Силуэты пушкинской эпохи — страница 3 из 40

«Батюшков был небольшого роста, у него были высокие плечи, впалая грудь, русые волосы, вьющиеся от природы, голубые глаза и томный взор. Оттенок меланхолии во всех чертах его лица соответствовал его бледности и мягкости его голоса, и это придавало всей его физиономии какое-то неуловимое выражение. Он обладал поэтическим воображением, еще более поэзии было в его душе. Он был энтузиаст всего прекрасного. Все добродетели казались ему достижимыми. Дружба была его кумиром, бескорыстие и честность — отличительными чертами характера. Когда он говорил, черты лица его и движения оживлялись, вдохновение светилось в его глазах. Свободная, изящная и чистая речь придавала большую прелесть его беседе. Увлекаясь своим воображением, он часто развивал софизмы и, если не всегда успевал убедить, то все же не вызывал раздражения в собеседнике… Я любила его беседу и еще больше любила его молчание», — вспоминала Елена Григорьевна Пушкина.

Однако этот портрет, рисующий образ почти женски экзальтированный, верен лишь отчасти. В К. Н. Батюшкове было достаточно мужественности. Воспитанник петербургских пансионов Жакино и Триполи, поклонник итальянской культуры и энтузиаст всего изящного, Батюшков принадлежал к старинному дворянскому роду. Его предок Семен Батюшков ходил в середине XVI века послом в Молдавию, Матвей Батюшков участвовал при Алексее Михайловиче в войне с Польшей и с Турцией, Андрей Батюшков служил бригадиром при Петре Первом, Илья — двоюродный дед Константина Николаевича — в царствование Екатерины II подвергся опале за худые речи об императрице.

Традиции служилого дворянства явно ощутимы в самом поэте.

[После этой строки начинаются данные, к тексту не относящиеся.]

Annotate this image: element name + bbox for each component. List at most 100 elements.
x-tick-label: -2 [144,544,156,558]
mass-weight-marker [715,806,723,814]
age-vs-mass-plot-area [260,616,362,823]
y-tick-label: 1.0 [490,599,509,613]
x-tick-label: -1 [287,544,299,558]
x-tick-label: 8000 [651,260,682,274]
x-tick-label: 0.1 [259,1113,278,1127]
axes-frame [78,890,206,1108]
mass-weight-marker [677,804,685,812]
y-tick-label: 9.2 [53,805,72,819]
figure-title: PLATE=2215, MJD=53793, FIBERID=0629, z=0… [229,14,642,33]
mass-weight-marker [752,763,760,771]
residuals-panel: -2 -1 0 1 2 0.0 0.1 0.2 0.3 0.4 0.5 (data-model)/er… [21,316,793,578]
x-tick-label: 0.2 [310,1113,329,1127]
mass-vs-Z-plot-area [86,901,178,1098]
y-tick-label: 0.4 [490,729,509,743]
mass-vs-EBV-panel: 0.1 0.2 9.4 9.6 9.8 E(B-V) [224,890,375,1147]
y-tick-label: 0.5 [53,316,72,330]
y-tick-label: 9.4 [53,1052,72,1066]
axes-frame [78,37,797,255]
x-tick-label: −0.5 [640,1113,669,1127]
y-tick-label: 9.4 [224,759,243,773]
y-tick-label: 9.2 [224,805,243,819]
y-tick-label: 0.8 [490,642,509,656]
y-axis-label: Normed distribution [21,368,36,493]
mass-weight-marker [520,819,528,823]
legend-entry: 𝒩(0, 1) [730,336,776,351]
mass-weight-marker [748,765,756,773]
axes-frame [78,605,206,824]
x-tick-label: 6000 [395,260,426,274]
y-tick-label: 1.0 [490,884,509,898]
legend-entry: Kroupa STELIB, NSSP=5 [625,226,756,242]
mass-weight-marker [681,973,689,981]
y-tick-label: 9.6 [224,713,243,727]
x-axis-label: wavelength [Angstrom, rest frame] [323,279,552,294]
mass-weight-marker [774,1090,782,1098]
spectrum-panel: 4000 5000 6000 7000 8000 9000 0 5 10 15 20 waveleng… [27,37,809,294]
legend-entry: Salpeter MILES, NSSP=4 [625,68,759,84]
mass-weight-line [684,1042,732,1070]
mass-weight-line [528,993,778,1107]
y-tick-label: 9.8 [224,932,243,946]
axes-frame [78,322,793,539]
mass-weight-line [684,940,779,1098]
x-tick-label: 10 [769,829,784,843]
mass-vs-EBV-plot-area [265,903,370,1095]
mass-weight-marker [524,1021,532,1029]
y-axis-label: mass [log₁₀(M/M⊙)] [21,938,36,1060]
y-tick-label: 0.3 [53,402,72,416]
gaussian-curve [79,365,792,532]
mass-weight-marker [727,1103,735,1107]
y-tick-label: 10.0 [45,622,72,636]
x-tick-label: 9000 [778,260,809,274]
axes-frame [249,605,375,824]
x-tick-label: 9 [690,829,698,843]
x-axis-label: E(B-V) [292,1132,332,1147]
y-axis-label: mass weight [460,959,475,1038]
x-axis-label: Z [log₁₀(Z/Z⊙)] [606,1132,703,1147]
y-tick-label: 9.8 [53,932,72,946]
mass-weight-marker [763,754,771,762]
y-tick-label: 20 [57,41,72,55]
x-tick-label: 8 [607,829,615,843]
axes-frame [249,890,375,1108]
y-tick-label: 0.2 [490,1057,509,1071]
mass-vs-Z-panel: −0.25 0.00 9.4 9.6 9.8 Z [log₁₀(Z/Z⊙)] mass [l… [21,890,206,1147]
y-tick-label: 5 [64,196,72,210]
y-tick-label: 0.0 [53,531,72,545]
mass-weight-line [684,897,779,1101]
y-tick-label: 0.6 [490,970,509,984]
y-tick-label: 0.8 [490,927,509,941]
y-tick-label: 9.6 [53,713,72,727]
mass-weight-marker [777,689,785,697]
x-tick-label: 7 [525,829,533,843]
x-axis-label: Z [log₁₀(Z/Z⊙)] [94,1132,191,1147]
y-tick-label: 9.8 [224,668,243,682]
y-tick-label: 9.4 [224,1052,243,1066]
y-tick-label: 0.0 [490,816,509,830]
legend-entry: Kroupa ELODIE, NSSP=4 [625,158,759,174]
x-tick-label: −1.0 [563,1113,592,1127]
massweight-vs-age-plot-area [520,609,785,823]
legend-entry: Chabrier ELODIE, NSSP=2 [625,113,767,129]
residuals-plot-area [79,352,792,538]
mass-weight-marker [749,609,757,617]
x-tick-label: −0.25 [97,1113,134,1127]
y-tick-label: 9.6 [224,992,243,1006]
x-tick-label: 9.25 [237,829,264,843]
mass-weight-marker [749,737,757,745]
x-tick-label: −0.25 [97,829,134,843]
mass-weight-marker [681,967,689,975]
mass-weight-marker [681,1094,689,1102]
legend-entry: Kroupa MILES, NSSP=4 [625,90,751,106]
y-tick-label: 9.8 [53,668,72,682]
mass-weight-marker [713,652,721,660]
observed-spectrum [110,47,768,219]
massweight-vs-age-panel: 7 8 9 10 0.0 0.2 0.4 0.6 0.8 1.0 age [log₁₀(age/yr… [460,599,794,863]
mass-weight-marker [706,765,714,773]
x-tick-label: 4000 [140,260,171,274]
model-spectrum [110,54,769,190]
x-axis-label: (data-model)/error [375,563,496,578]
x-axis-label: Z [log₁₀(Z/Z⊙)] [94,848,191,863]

Несмотря на слабое здоровье и отнюдь не военную стать, Батюшков в 1806 году, в разгар антинаполеоновской кампании, записывается в ополчение и отправляется в Восточную Пруссию. В сражении под Гейльсбергом получает ранение, а по выздоровлении принимает участие в военных действиях в Финляндии, в войне со Швецией. В войну 1812 года он был адъютантом генерала Н. Н. Раевского, сражался под Дрезденом, Лейпцигом, вместе с русскими войсками вступил в Париж.

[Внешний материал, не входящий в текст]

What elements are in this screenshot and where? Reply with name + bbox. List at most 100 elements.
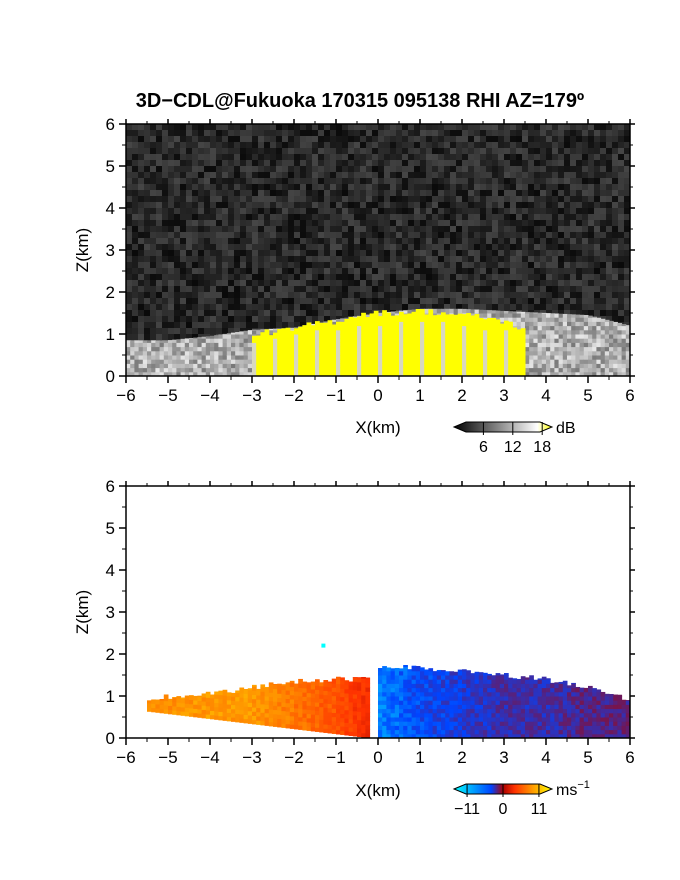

Он как будто намеренно обрекал себя на тяготы военной жизни, следуя не только чувству долга. В этом родоначальнике и апологете «легкой поэзии» менее всего было легкости и, кстати сказать, эпикурейской способности к наслаждению. Поставив знак равенства между поэзией и жизнью, потребовав даже особой «поэтической диэтики» для поэта, Батюшков не увидел скрывающейся за этим опасности, для себя самого в первую очередь. Он всегда стремился следовать заветам своего наставника Михаила Никитича Муравьева — воспитывать себя впечатлениями прекрасного, до утонченности развил свои душевные способности и до галлюцинаций — воображение, превратился в необыкновенно чувствительный эстетический инструмент, но не смог найти для себя пути. Батюшков нервничал и скучал и в своей вологодской деревне, и в Петербурге, и в Италии, куда, казалось, рвался всю жизнь; мучился загадкой собственного предназначения. «Я похож на человека, который не дошел до цели своей, а нес он на голове красивый сосуд, чем-то наполненный. Сосуд сорвался с головы, упал и разбился вдребезги. Поди теперь узнай, что в нем было», — признавался он незадолго до того, как болезнь окончательно лишила его рассудка Батюшков стал жертвой собственного воображения, собственной мечты, сновидческих образов. «Сон поглотил его разум, и действительность превратилась в сон. И был он мертв для внешних впечатлений», — говорил о нем Вяземский, а сам Батюшков писал о себе в одном из стихотворений, созданном в годы душевной болезни:

Премудро создан я, могу на вас сослаться,

Могу чихнуть, могу зевнуть,

Я просыпаюсь, чтоб заснуть,

И сплю, чтоб вечно просыпаться.

В. Г. Бенедиктов (1807–1873)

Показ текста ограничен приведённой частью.